Hablar de la iglesia de Santo Domingo de Soria es hablar de Románico con mayúsculas. Es uno de esos testimonios construidos que se convierten en paradigma de un estilo, y es tal su relevancia constructiva y decorativa, que investigadores, divulgadores y hasta los libros de texto lo incluyen ineludiblemente en estudios y publicaciones. Es Bien de Interés Cultural declarado desde 1931.
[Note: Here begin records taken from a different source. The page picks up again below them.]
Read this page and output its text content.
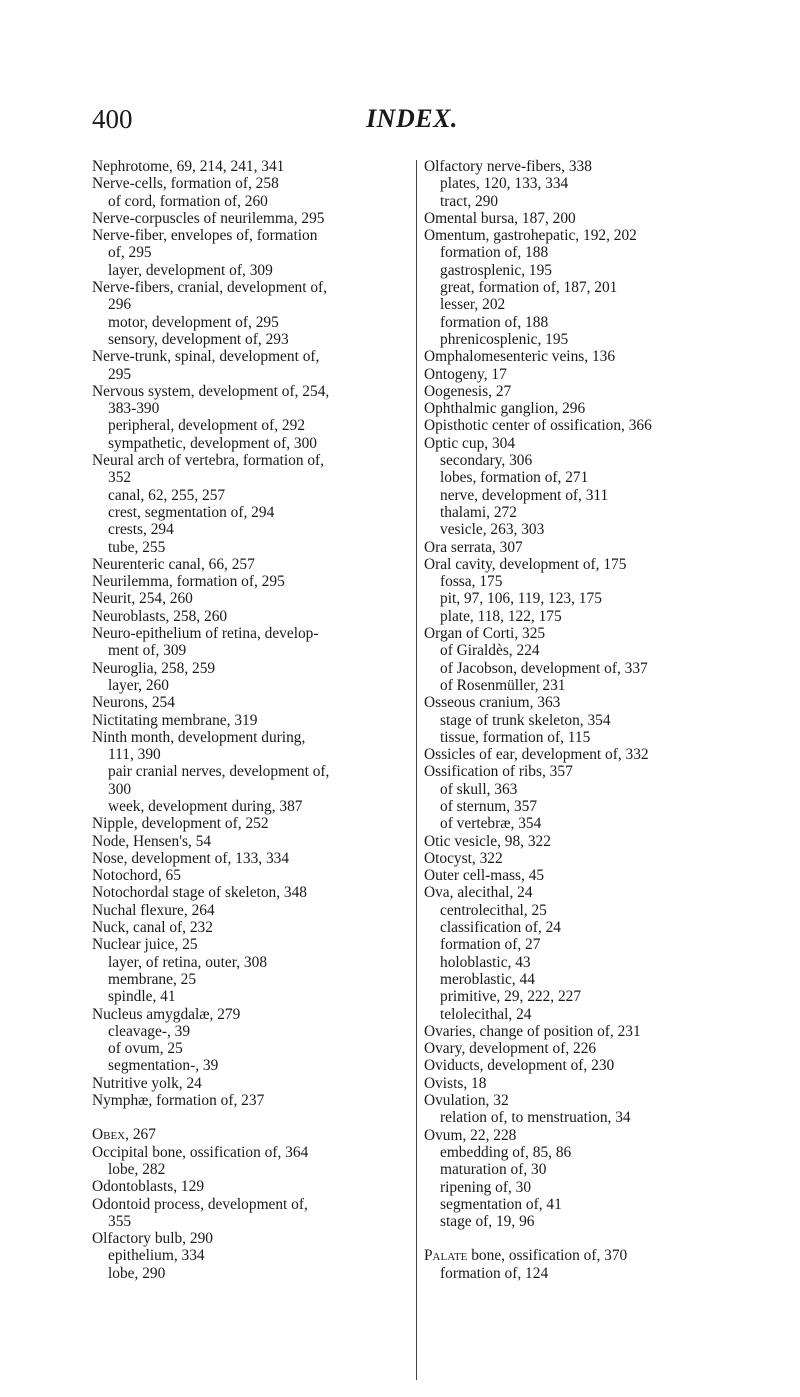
400	INDEX.
Nephrotome, 69, 214, 241, 341
Nerve-cells, formation of, 258
of cord, formation of, 260
Nerve-corpuscles of neurilemma, 295
Nerve-fiber, envelopes of, formation
of, 295
layer, development of, 309
Nerve-fibers, cranial, development of,
296
motor, development of, 295
sensory, development of, 293
Nerve-trunk, spinal, development of,
295
Nervous system, development of, 254,
383-390
peripheral, development of, 292
sympathetic, development of, 300
Neural arch of vertebra, formation of,
352
canal, 62, 255, 257
crest, segmentation of, 294
crests, 294
tube, 255
Neurenteric canal, 66, 257
Neurilemma, formation of, 295
Neurit, 254, 260
Neuroblasts, 258, 260
Neuro-epithelium of retina, develop-
ment of, 309
Neuroglia, 258, 259
layer, 260
Neurons, 254
Nictitating membrane, 319
Ninth month, development during,
111, 390
pair cranial nerves, development of,
300
week, development during, 387
Nipple, development of, 252
Node, Hensen's, 54
Nose, development of, 133, 334
Notochord, 65
Notochordal stage of skeleton, 348
Nuchal flexure, 264
Nuck, canal of, 232
Nuclear juice, 25
layer, of retina, outer, 308
membrane, 25
spindle, 41
Nucleus amygdalæ, 279
cleavage-, 39
of ovum, 25
segmentation-, 39
Nutritive yolk, 24
Nymphæ, formation of, 237
Obex, 267
Occipital bone, ossification of, 364
lobe, 282
Odontoblasts, 129
Odontoid process, development of,
355
Olfactory bulb, 290
epithelium, 334
lobe, 290
Olfactory nerve-fibers, 338
plates, 120, 133, 334
tract, 290
Omental bursa, 187, 200
Omentum, gastrohepatic, 192, 202
formation of, 188
gastrosplenic, 195
great, formation of, 187, 201
lesser, 202
formation of, 188
phrenicosplenic, 195
Omphalomesenteric veins, 136
Ontogeny, 17
Oogenesis, 27
Ophthalmic ganglion, 296
Opisthotic center of ossification, 366
Optic cup, 304
secondary, 306
lobes, formation of, 271
nerve, development of, 311
thalami, 272
vesicle, 263, 303
Ora serrata, 307
Oral cavity, development of, 175
fossa, 175
pit, 97, 106, 119, 123, 175
plate, 118, 122, 175
Organ of Corti, 325
of Giraldès, 224
of Jacobson, development of, 337
of Rosenmüller, 231
Osseous cranium, 363
stage of trunk skeleton, 354
tissue, formation of, 115
Ossicles of ear, development of, 332
Ossification of ribs, 357
of skull, 363
of sternum, 357
of vertebræ, 354
Otic vesicle, 98, 322
Otocyst, 322
Outer cell-mass, 45
Ova, alecithal, 24
centrolecithal, 25
classification of, 24
formation of, 27
holoblastic, 43
meroblastic, 44
primitive, 29, 222, 227
telolecithal, 24
Ovaries, change of position of, 231
Ovary, development of, 226
Oviducts, development of, 230
Ovists, 18
Ovulation, 32
relation of, to menstruation, 34
Ovum, 22, 228
embedding of, 85, 86
maturation of, 30
ripening of, 30
segmentation of, 41
stage of, 19, 96
Palate bone, ossification of, 370
formation of, 124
Destaca sobre todo su espléndida fachada monumental, una de las mejores portadas del Románico español, de influencia francesa (Nuestra Señora de Poitiers), lo cuál explica el concepto de la participación de la reina Leonor en la ampliación y remodelación de la iglesia en la segunda mitad del S. XII.
En las jambas de la entrada los capiteles están decorados con escenas bíblicas del Génesis y de la vida de Cristo. La riqueza de las arquivoltas la convierten en unas de las más alabadas del románico español. La 1ª representa los 24 ancianos músicos del Apocalipsis, la 2ª la Matanza de los inocentes, la 3ª escenas que comprenden la vida de la Virgen, el nacimiento e infancia de Jesús y la 4ª la pasión, muerte y resurrección de Cristo.
Cabe destacar su expectacular rosetón, que visto desde dentro e iluminado con el sol crea en el suelo unas formas ilubadas de colores muy poco vistas en otros lugares.